Charles R. Goulding and Preeti Sulibhavi look at a new development in medical technology.
A spine model implant with a 3D printed artificial axis [Source: Jason Lee / Reuters]
The human body’s natural order is to reject implanted foreign objects. This poses a major challenge for the burgeoning field of 3D printed organs and a myriad of body parts including hip, shoulder, ankle, and knee joints.
Natural cell parts called platelets have always played a critical role in stemming the flow of blood from wounds and also supporting the regeneration of tissue. Now, Dr. Yunbing Wang of Sichuan University in China has used this concept to coat medical components with platelet membranes.

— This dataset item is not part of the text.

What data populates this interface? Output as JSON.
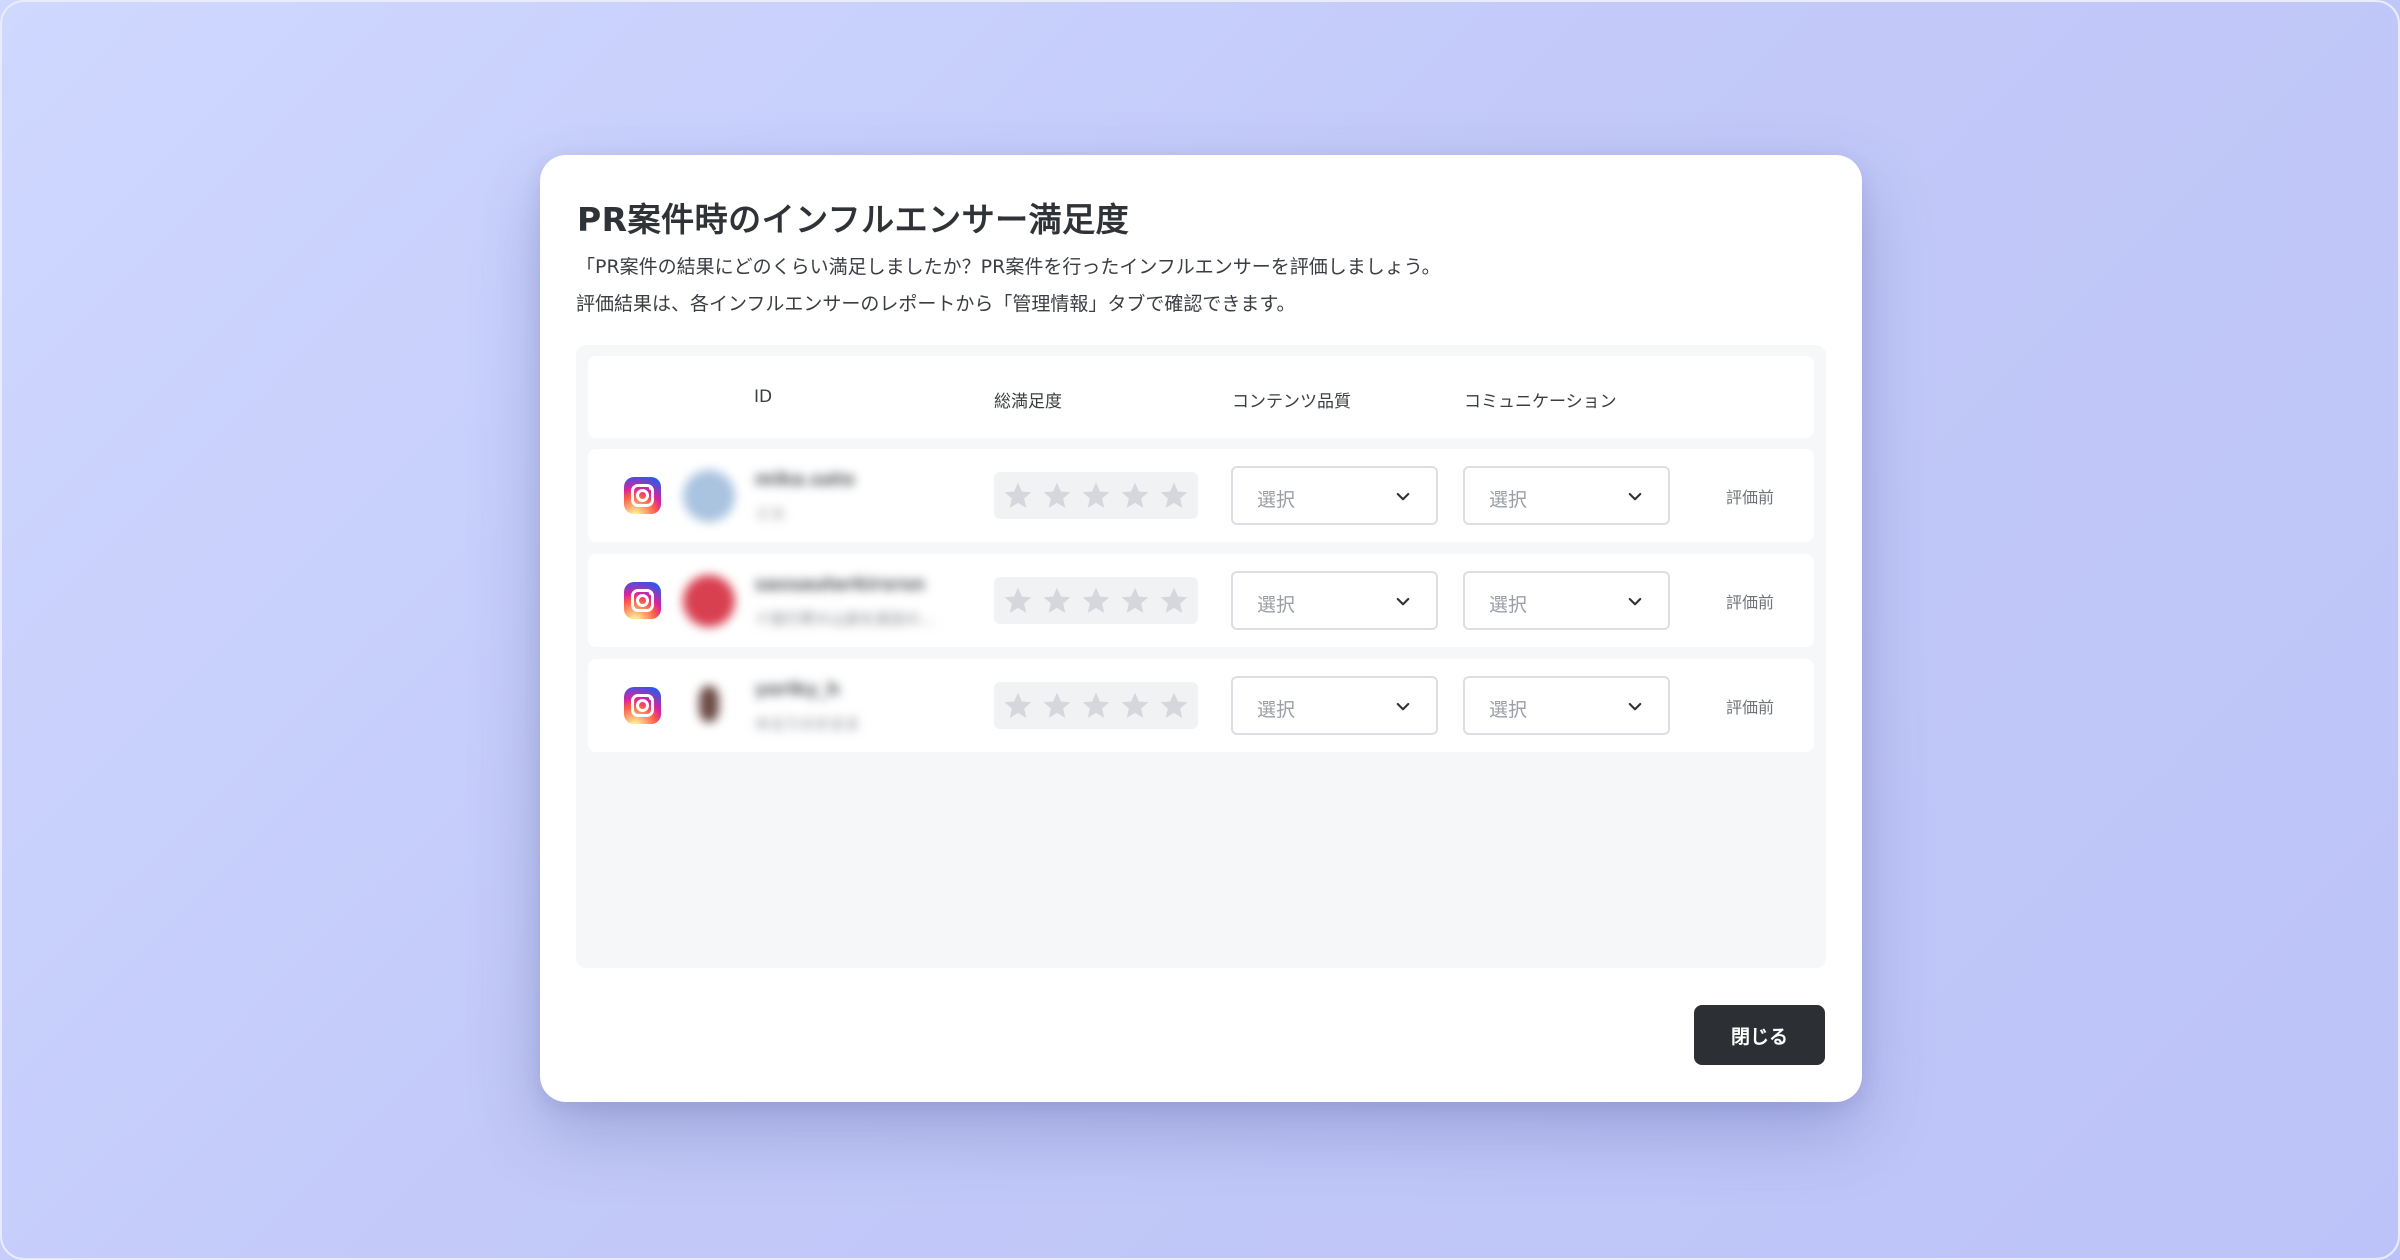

The initial experiments were done with platelet-coated stents and inserted into rabbits. The preliminary results look promising but it is clear that taking the leap from animals to humans is going to be an arduous task. Even so, Dr. Wang’s findings offer some exciting possibilities for the 3D printing medical device industry and were recently featured in Matter Magazine.
There are reasons for being cautious with using platelets in medical device implants. We have previously written about Dr. Paolo Macchiarini and his ground-breaking 3D printed bioartificial windpipe and its devastating impact on his patients’ lives.

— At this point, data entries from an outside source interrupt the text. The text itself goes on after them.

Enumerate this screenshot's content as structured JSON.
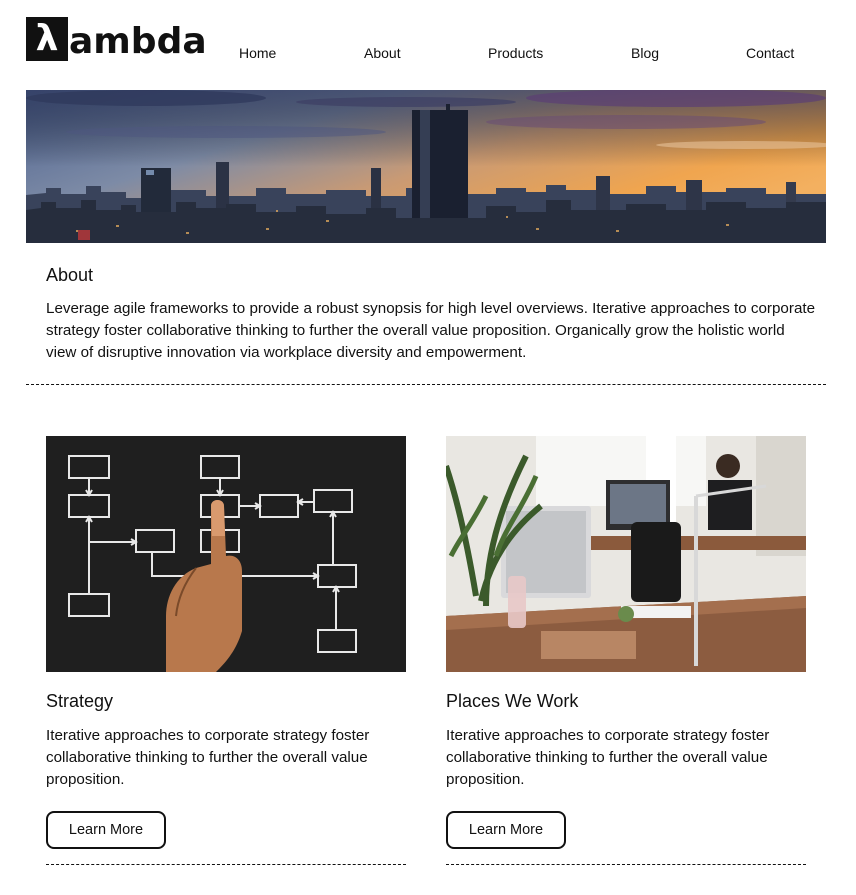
{
  "brand": {
    "logo_mark": "λ",
    "logo_text": "ambda"
  },
  "nav": [
    "Home",
    "About",
    "Products",
    "Blog",
    "Contact"
  ],
  "hero": {
    "alt": "city-skyline-at-sunset"
  },
  "about": {
    "title": "About",
    "text": "Leverage agile frameworks to provide a robust synopsis for high level overviews. Iterative approaches to corporate strategy foster collaborative thinking to further the overall value proposition. Organically grow the holistic world view of disruptive innovation via workplace diversity and empowerment."
  },
  "cards": [
    {
      "title": "Strategy",
      "text": "Iterative approaches to corporate strategy foster collaborative thinking to further the overall value proposition.",
      "button": "Learn More"
    },
    {
      "title": "Places We Work",
      "text": "Iterative approaches to corporate strategy foster collaborative thinking to further the overall value proposition.",
      "button": "Learn More"
    }
  ],
  "colors": {
    "text": "#111111",
    "chalkboard": "#1f1f1f",
    "sky_top": "#3a4a72",
    "sky_sunset": "#e89a4a"
  }
}
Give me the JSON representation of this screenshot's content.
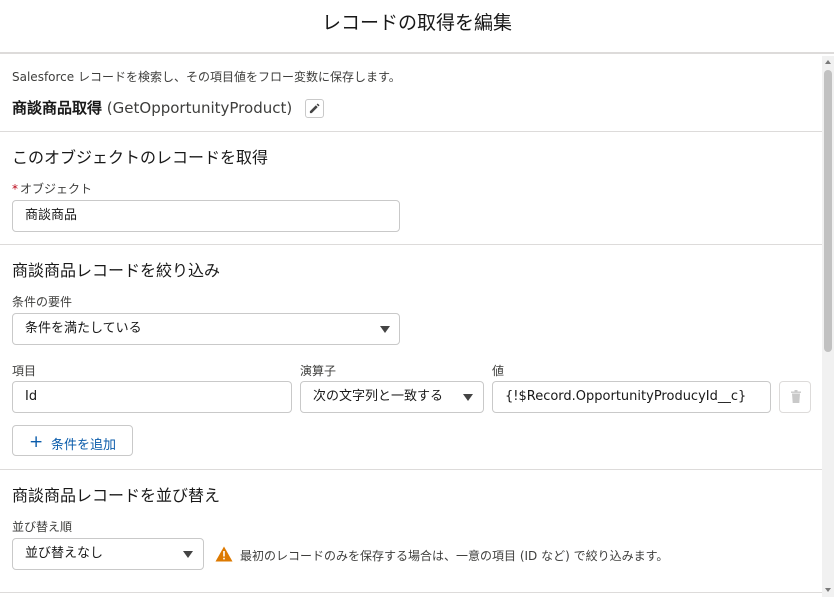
{
  "modal": {
    "title": "レコードの取得を編集"
  },
  "element": {
    "description": "Salesforce レコードを検索し、その項目値をフロー変数に保存します。",
    "label": "商談商品取得",
    "api_name": "(GetOpportunityProduct)"
  },
  "object_section": {
    "title": "このオブジェクトのレコードを取得",
    "object_label": "オブジェクト",
    "required_mark": "*",
    "object_value": "商談商品"
  },
  "filter_section": {
    "title": "商談商品レコードを絞り込み",
    "requirement_label": "条件の要件",
    "requirement_value": "条件を満たしている",
    "columns": {
      "field": "項目",
      "operator": "演算子",
      "value": "値"
    },
    "conditions": [
      {
        "field": "Id",
        "operator": "次の文字列と一致する",
        "value": "{!$Record.OpportunityProducyId__c}"
      }
    ],
    "add_condition_label": "条件を追加"
  },
  "sort_section": {
    "title": "商談商品レコードを並び替え",
    "order_label": "並び替え順",
    "order_value": "並び替えなし",
    "warning": "最初のレコードのみを保存する場合は、一意の項目 (ID など) で絞り込みます。"
  },
  "colors": {
    "accent": "#0b5cab",
    "warning": "#dd7a01",
    "border": "#c9c9c9",
    "divider": "#dddbda"
  },
  "icons": [
    "pencil-icon",
    "caret-down-icon",
    "trash-icon",
    "plus-icon",
    "warning-icon"
  ]
}
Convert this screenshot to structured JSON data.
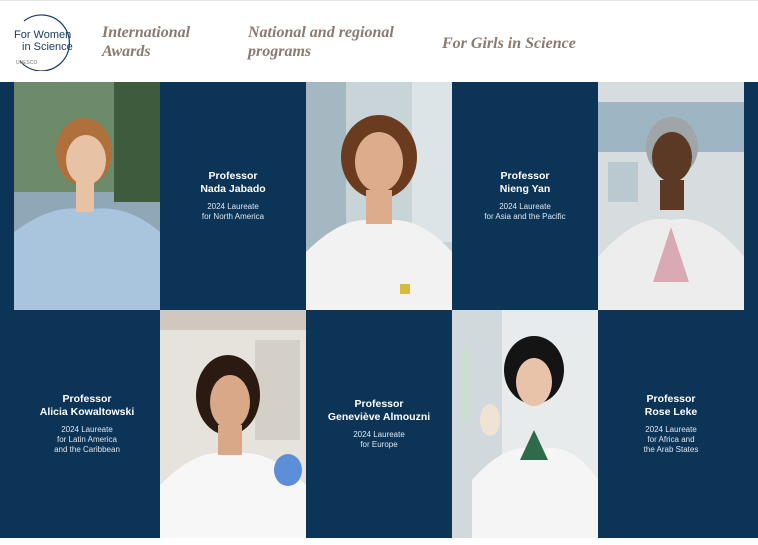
{
  "logo": {
    "line1": "For Women",
    "line2": "in Science",
    "brand": "UNESCO"
  },
  "nav": [
    {
      "label_1": "International",
      "label_2": "Awards"
    },
    {
      "label_1": "National and regional",
      "label_2": "programs"
    },
    {
      "label_1": "For Girls in Science",
      "label_2": ""
    }
  ],
  "laureates": [
    {
      "title": "Professor",
      "name": "Nada Jabado",
      "year": "2024 Laureate",
      "region": "for North America"
    },
    {
      "title": "Professor",
      "name": "Nieng Yan",
      "year": "2024 Laureate",
      "region": "for Asia and the Pacific"
    },
    {
      "title": "Professor",
      "name": "Alicia Kowaltowski",
      "year": "2024 Laureate",
      "region": "for Latin America\nand the Caribbean"
    },
    {
      "title": "Professor",
      "name": "Geneviève Almouzni",
      "year": "2024 Laureate",
      "region": "for Europe"
    },
    {
      "title": "Professor",
      "name": "Rose Leke",
      "year": "2024 Laureate",
      "region": "for Africa and\nthe Arab States"
    }
  ],
  "colors": {
    "navy": "#0b3457",
    "nav_text": "#8a7a70"
  }
}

This was a dire example of where 3D printing could not utilize the technology successfully in patients. That is why using platelet-coated stents and implants requires extensive testing and transparency with patients and the medical community to ensure proper health outcomes and minimize damage and harm to patients.
The Research & Development Tax Credit
The now permanent Research and Development (R&D) Tax Credit is available for companies developing new or improved products, processes and/or software.
3D printing can help boost a company’s R&D Tax Credits. Wages for technical employees creating, testing, and revising 3D printed prototypes can be included as a percentage of eligible time spent for the R&D Tax Credit. Similarly, when used as a method of improving a process, time spent integrating 3D printing hardware and software counts as an eligible activity. Lastly, when used for modeling and preproduction, the costs of filaments consumed during the development process may also be recovered.
Whether it is used for creating and testing prototypes or for final production, 3D printing is a great indicator that R&D Credit eligible activities are taking place. Companies implementing this technology at any point should consider taking advantage of R&D Tax Credits.
As the 3D printing industry continually innovates its real growth potential will be temporarily constricted by the rate of progress in interdisciplinary fields such as material science and biology as illustrated with the platelet coating example. While the 3D printing industry continuously improves medical devices it should benefit from the process made in the adjacent life sciences field.